Vaginal laxity

= Vaginal introital laxity =

Vaginal laxity is a symptom of pelvic floor dysfunction characterised by a sensation of looseness of the vagina.

== Diagnosis ==

=== Physical examination ===

Healthcare providers will perform pelvic examinations to assess the vaginal tissue. Patients are first asked to empty their bladders to improve access to the pelvic organs, and to alleviate any discomfort or pressure that may arise from a full bladder during the examination. They are then placed in a supine position, usually lying on their back on birthing chairs at 45 degrees with their feet in stirrups, allowing the legs to be comfortably positioned. This position is called the dorsal lithotomy position, which is most commonly used in genital examination. In some cases, alternative positions such as the supine frog leg position or the prone knee chest position may be used. The speculum is available in different sizes and shapes to accommodate individual anatomy.

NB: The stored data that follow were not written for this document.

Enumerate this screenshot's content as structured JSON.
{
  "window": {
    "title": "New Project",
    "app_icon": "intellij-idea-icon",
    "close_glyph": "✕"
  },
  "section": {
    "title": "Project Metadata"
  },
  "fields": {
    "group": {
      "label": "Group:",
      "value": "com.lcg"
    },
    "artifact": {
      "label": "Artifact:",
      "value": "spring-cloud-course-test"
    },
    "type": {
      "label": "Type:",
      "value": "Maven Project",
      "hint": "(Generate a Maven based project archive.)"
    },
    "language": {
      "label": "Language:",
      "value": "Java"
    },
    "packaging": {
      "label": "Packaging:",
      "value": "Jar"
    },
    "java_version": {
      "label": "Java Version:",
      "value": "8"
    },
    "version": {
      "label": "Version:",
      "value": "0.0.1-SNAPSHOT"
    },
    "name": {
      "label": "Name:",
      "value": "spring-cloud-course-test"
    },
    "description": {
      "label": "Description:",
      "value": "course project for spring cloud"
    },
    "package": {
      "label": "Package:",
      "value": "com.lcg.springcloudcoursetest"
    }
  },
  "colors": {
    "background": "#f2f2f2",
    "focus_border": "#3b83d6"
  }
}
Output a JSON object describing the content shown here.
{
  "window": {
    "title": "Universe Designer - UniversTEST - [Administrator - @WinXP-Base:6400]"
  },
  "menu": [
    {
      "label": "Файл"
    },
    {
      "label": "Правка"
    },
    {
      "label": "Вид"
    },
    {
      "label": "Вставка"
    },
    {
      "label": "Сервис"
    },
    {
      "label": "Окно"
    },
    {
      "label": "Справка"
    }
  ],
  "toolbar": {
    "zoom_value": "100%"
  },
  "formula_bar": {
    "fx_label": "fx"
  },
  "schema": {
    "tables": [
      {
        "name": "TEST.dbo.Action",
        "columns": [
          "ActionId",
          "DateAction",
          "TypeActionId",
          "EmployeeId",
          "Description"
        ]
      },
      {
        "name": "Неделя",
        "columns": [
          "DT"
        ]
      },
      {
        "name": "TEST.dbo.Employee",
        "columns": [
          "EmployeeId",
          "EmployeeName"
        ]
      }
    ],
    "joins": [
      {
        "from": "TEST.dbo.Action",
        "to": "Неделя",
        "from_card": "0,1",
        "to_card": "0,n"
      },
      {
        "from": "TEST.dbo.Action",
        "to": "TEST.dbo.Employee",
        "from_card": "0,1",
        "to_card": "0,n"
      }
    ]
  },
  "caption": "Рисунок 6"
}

Moreover, pelvic floor assessment may be used to evaluate the strength and tone of the muscles. This may involve requesting patients to perform specific movements, such as contracting and relaxing the pelvic floor muscles, coughing, or bearing down. This helps evaluate the muscle function and identify any issues or weaknesses.

=== Vaginal laxity questionnaire ===

A vaginal laxity questionnaire (VLQ) is designed to evaluate the degree of perceived vaginal looseness. The questionnaire covers several aspects:

- Physical symptoms: sensations of looseness, lack of tightness, or reduced friction during sexual intercourse
- Sexual function: changes in sexual satisfaction, orgasmic intensity, or sexual desire due to vaginal laxity
- Impact on quality of life: impact of vaginal laxity on self-esteem, body image, and overall well-being
- Emotional well-being: feelings of embarrassment, discomfort, or distress related to vaginal introital laxity

=== Sexual satisfaction questionnaire ===

A sexual satisfaction questionnaire (SSQ) is used to assess sexual quality of life and sexual function.

== Treatment ==

The United States Food and Drug Administration has issued a warning against the use of energy-based (laser and radiofrequency) devices to treat vaginal laxity, as its safety and efficacy need further investigation. Laser and radiofrequency treatments do not improve sexual function, and vaginal tightening does not increase sensation. Pelvic floor muscle strength was improved after treatment.